Beijing: Photos and videos posted on social media platforms by two workers at the world's largest iPhone factory operated by Foxconn Technology Group in central China's Zhengzhou city show violent clashes between workers on Tuesday night and Wednesday.
In a video clip, hundreds of activists can be seen marching down a street waving sticks and bricks at riot police in front of them. In another video, a wall of people wearing hazmat suits surround a large group of workers by the side of the road.
In another video, workers can be seen using steel bars, chairs and fire extinguishers to destroy a COVID-19 testing kiosk, as they are told to "Break it!"
In a statement, Foxconn, also known as Hon Hai Precision Industry, claimed there had been "violence" at the factory and widespread public protests.
The Taiwanese business claimed that "some new employees" at the Zhengzhou campus had complained to the business about work allowances.
The company issued a statement on Wednesday saying, "The company will continue to communicate with the employees and the government regarding the violence so that such incidents can be prevented from happening again."
According to two former employees at the Foxconn Zhengzhou plant, who requested anonymity and were in touch with former co-workers, hundreds of workers rushed out of their dorms on Tuesday evening and tore down steel fences in front of buildings because they felt That company is broke. some recruitment promises
As per reports, a former employee claimed that the terms of "retention allowance" have been changed to stay at the plant till February 15, 2023. To receive the bonus, employees now have to stay until March 15 - an extra month.
"According to Foxconn, the allowance has always been given based on contractual obligations and [we] will continue to communicate with employees on this issue," the company said in a statement.
According to two employees, who asked not to be identified because of the sensitivity of the situation, other complaints included anger over the alleged arrangements the company required some employees to share dormitories with co-workers who had been confirmed with COVID-19 . Foxconn denied this claim and insisted that all dorms were clean before the new employees arrived.

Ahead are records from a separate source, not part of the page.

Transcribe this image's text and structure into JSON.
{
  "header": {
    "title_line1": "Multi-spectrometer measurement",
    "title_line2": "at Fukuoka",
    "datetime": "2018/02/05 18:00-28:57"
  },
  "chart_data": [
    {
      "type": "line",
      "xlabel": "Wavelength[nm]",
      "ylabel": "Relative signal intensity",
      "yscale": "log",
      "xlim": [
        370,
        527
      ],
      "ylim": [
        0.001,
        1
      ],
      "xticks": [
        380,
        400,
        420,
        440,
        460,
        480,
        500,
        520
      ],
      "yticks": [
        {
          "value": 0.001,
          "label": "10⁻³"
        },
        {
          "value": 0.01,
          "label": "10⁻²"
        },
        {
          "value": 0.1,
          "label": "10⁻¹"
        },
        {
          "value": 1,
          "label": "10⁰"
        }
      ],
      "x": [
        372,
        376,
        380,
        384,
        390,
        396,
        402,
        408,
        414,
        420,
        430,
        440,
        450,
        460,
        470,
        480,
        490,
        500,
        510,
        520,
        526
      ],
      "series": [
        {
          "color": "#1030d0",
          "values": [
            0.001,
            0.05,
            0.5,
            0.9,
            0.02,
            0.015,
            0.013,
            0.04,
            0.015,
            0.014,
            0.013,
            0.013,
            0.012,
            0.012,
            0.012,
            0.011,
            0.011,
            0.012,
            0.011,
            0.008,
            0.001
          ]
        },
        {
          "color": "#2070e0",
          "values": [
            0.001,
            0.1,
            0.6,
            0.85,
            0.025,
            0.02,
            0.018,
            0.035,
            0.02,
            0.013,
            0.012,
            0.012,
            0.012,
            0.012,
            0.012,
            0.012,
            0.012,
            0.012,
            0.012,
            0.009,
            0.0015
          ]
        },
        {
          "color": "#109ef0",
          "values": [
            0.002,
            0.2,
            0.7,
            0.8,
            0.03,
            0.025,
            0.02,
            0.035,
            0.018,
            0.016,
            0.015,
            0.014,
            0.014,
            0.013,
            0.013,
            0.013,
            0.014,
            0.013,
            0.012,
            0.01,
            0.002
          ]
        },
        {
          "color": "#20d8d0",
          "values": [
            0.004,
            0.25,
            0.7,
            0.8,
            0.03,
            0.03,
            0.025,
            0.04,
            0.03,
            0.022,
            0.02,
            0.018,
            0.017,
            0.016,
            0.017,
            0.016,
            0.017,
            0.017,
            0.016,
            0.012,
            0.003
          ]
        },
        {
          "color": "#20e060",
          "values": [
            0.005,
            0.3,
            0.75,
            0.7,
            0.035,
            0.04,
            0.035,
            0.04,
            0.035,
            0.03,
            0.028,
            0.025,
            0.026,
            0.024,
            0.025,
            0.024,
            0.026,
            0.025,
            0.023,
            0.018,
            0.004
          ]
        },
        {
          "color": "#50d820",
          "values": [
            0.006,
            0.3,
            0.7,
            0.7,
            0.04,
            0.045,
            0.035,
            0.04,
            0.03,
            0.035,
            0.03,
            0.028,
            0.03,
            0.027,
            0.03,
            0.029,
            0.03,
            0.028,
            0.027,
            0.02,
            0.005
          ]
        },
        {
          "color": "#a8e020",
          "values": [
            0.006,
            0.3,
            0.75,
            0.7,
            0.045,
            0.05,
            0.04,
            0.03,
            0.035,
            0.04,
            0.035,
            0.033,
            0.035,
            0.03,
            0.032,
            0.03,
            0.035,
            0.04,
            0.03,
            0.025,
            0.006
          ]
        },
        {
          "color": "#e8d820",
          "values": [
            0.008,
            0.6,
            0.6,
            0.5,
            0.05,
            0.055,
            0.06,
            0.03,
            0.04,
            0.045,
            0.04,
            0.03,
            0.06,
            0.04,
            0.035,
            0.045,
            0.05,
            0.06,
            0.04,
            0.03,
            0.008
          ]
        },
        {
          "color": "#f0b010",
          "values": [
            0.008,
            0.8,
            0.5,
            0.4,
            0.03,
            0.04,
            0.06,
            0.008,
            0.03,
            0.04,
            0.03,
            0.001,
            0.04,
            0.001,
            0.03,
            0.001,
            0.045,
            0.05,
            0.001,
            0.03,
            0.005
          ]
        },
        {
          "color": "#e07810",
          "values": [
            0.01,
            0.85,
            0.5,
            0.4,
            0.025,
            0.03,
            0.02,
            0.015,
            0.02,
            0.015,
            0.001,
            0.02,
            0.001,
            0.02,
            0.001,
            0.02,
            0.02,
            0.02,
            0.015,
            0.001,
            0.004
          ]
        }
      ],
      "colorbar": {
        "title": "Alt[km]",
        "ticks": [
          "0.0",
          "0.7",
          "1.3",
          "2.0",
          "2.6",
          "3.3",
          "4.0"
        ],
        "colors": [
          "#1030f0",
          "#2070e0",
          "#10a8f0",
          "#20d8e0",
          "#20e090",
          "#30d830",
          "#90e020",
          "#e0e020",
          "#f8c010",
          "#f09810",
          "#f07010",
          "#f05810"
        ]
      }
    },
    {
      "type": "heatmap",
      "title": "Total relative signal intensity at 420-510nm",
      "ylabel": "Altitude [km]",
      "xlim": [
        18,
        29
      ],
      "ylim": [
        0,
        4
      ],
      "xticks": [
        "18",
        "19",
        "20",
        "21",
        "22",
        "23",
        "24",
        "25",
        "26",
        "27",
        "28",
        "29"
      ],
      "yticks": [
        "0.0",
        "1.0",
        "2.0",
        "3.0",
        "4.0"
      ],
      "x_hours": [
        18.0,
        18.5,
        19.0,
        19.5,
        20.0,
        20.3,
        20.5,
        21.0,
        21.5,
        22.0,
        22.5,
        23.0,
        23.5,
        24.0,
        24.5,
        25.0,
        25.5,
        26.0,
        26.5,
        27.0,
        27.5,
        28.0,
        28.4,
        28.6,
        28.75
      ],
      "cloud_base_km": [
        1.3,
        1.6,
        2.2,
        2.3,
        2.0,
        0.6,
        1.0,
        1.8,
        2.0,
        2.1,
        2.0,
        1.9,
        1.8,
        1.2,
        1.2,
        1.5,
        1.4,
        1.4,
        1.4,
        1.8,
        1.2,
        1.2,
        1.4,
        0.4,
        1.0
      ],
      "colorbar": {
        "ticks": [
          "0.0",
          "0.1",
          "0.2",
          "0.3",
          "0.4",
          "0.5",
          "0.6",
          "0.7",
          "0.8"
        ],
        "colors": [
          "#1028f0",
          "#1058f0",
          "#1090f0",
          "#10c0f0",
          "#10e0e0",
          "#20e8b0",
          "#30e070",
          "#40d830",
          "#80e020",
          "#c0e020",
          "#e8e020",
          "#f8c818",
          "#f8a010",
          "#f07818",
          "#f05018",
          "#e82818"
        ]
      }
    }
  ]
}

Local official media flashed images of a smooth resumption of production at the Foxconn Zhengzhou plant after a previous exodus of thousands of workers due to the Covid-19 outbreak, prompting violent scenes.

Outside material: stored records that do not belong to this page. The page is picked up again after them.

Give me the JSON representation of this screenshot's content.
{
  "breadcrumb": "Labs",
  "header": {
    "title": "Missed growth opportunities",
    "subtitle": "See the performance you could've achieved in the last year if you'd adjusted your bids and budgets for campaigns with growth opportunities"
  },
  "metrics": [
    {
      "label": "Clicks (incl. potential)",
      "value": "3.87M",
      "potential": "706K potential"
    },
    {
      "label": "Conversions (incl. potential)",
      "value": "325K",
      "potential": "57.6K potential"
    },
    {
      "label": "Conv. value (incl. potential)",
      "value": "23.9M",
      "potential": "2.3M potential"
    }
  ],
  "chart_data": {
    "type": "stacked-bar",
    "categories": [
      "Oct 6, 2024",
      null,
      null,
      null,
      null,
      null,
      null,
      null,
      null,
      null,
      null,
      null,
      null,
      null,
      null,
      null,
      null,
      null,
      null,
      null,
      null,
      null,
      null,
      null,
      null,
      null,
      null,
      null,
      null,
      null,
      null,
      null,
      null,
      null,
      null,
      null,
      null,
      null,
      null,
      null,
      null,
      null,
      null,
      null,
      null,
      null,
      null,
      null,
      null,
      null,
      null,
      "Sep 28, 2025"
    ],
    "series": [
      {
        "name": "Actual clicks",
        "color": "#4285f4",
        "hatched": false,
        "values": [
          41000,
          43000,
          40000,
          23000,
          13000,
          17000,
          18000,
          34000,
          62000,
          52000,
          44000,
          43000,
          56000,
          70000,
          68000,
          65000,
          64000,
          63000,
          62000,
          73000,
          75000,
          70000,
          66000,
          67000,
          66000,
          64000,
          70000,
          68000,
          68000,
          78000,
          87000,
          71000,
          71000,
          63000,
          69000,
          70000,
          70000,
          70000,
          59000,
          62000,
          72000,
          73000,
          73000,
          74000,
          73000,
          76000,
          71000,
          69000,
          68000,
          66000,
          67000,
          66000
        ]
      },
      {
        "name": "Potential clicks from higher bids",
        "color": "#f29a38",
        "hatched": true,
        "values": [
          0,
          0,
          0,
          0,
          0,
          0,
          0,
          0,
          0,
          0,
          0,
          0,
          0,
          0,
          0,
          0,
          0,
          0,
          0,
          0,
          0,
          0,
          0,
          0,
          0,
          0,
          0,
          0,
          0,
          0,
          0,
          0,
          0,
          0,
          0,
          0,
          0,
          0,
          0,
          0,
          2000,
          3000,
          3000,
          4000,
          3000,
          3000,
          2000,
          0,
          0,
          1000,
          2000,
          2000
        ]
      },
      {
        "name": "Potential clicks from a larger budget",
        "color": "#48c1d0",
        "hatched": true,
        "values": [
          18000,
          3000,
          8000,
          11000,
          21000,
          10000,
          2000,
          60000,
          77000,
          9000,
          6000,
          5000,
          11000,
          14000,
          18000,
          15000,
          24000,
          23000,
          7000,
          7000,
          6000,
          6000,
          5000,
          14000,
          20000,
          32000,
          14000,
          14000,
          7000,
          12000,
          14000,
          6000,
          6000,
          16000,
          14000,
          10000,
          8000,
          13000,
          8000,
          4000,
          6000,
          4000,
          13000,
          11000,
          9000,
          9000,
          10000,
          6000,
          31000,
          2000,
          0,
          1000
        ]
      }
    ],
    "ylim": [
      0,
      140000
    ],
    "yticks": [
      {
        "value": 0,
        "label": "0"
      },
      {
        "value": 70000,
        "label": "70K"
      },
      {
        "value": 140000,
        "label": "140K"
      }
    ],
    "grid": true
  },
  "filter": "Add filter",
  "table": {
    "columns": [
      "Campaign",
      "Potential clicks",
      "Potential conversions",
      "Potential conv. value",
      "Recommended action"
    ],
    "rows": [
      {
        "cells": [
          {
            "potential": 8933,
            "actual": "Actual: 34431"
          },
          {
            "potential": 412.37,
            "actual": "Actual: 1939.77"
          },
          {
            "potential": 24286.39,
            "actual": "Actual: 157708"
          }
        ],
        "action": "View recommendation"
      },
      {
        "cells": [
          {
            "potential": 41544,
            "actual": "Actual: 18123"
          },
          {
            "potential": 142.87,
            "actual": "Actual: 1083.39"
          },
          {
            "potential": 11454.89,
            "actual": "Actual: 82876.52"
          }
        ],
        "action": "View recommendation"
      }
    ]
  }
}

Earlier this month Apple issued a rare warning about a reduction in shipments of iPhone 14 models as a result of the exodus of workers.
The flare-up brings to light the conundrum of maintaining normal production while maintaining China's zero-tolerance policy towards COVID-19.
Foxconn plants have been forced to implement draconian controls, such as quarantining new employees for several days and enforcing strict isolation policies, as well as maintaining peak operating levels of production.
According to one of the Post's employees, who left the Foxconn campus when the first positive COVID-19 cases were reported, conditions inside the plant had turned "worse" in recent weeks, resulting in chaos from draconian strikes brought Was. control.